Legat's thinking is basically that of his immense respect and utterly admiration to his own teachers, Johannsen and Cecchetti, but particularly Johannsen, whom he considered the base and center of everything the world knows today as the Russian ballet school. Then there's also a wonderful account on Legat's own father-(a great dancer himself)- and a few, sad words on his prematurely departed brother...although he doesn't dwell on the issue of his suicide. We are given spicy, colorful descriptions of celebrated classmates. The famous/infamous ballerinas of the Imperial stage are all in there...with special warm words to two opposites: Kshessinskaya and Pavlova. the former one for her unparalleled technique-(only matched by her Italian rivals)- and mutual onstage empathy, and the second one for her uniqueness, warmth and purity in which she conducted their loved artform. Both of them cherished by Legat as true friends.

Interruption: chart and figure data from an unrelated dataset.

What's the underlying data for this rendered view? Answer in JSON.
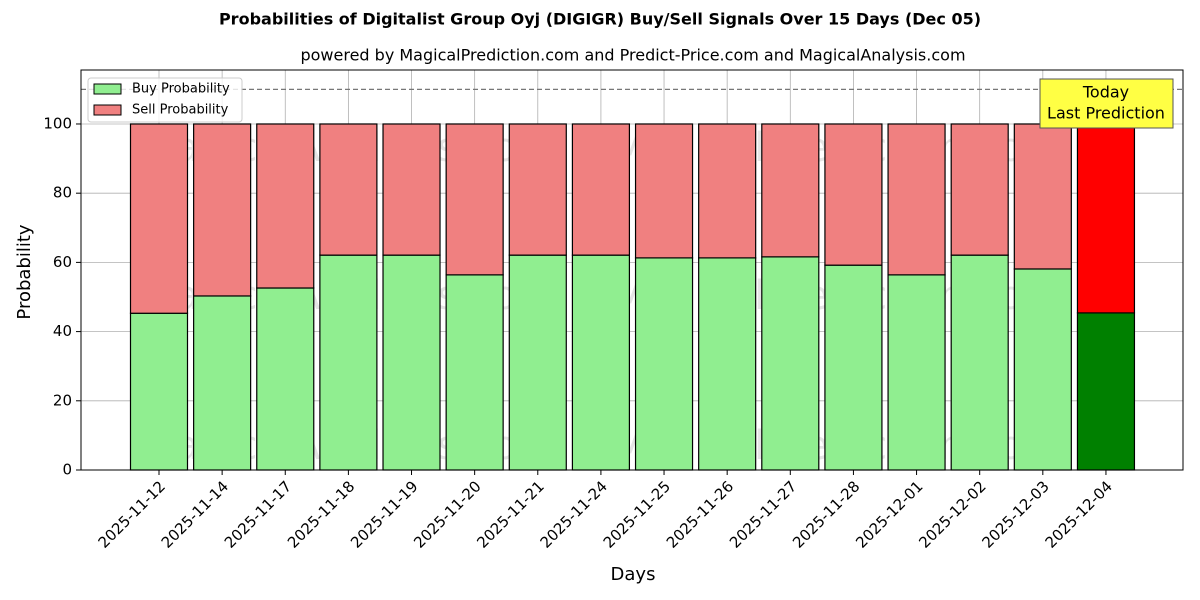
{
  "chart_data": {
    "type": "stacked_bar",
    "title": "Probabilities of Digitalist Group Oyj (DIGIGR) Buy/Sell Signals Over 15 Days (Dec 05)",
    "subtitle": "powered by MagicalPrediction.com and Predict-Price.com and MagicalAnalysis.com",
    "x_label": "Days",
    "y_label": "Probability",
    "categories": [
      "2025-11-12",
      "2025-11-14",
      "2025-11-17",
      "2025-11-18",
      "2025-11-19",
      "2025-11-20",
      "2025-11-21",
      "2025-11-24",
      "2025-11-25",
      "2025-11-26",
      "2025-11-27",
      "2025-11-28",
      "2025-12-01",
      "2025-12-02",
      "2025-12-03",
      "2025-12-04"
    ],
    "series": [
      {
        "name": "Buy Probability",
        "color": "#90ee90",
        "colors": [
          "#90ee90",
          "#90ee90",
          "#90ee90",
          "#90ee90",
          "#90ee90",
          "#90ee90",
          "#90ee90",
          "#90ee90",
          "#90ee90",
          "#90ee90",
          "#90ee90",
          "#90ee90",
          "#90ee90",
          "#90ee90",
          "#90ee90",
          "#008000"
        ],
        "values": [
          45.3,
          50.3,
          52.6,
          62.1,
          62.1,
          56.4,
          62.1,
          62.1,
          61.3,
          61.3,
          61.6,
          59.2,
          56.4,
          62.1,
          58.1,
          45.4
        ]
      },
      {
        "name": "Sell Probability",
        "color": "#f08080",
        "colors": [
          "#f08080",
          "#f08080",
          "#f08080",
          "#f08080",
          "#f08080",
          "#f08080",
          "#f08080",
          "#f08080",
          "#f08080",
          "#f08080",
          "#f08080",
          "#f08080",
          "#f08080",
          "#f08080",
          "#f08080",
          "#ff0000"
        ],
        "values": [
          54.7,
          49.7,
          47.4,
          37.9,
          37.9,
          43.6,
          37.9,
          37.9,
          38.7,
          38.7,
          38.4,
          40.8,
          43.6,
          37.9,
          41.9,
          54.6
        ]
      }
    ],
    "ylim": [
      0,
      115.6
    ],
    "yticks": [
      0,
      20,
      40,
      60,
      80,
      100
    ],
    "grid": true,
    "hline": 110,
    "annotation": [
      "Today",
      "Last Prediction"
    ],
    "legend": "upper left",
    "watermarks": [
      "MagicalAnalysis.com",
      "MagicalPrediction.com"
    ]
  }
}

Later on there are accounts from some of his most distinguished pupils, telling us about the uniqueness of his method. The way some of them refer to the mystique and mystery of his communication codes-(not understood by many, but like a wonderful Pandora's box wide open once someone was able to grasp it)- quite reminded me at how some Balanchine's alumni speak similarly about his classes. If anything...everyone seems to agree on the fact that his classes were not for everyone, but rather to perfect the finesse of the already accomplished dancer. Hence the name..."Class of Perfection", which he initiated in Petersburg and continued in London.
I enjoyed tremendously the book. The words of those who "got" his teaching speak of an unmatched, witty class genius, and one that England didn't really know how to handle-(Dame deValois wasn't too kind of the man, although she admitted he was s genius).
If you haven't read it...do so. Highly recommended.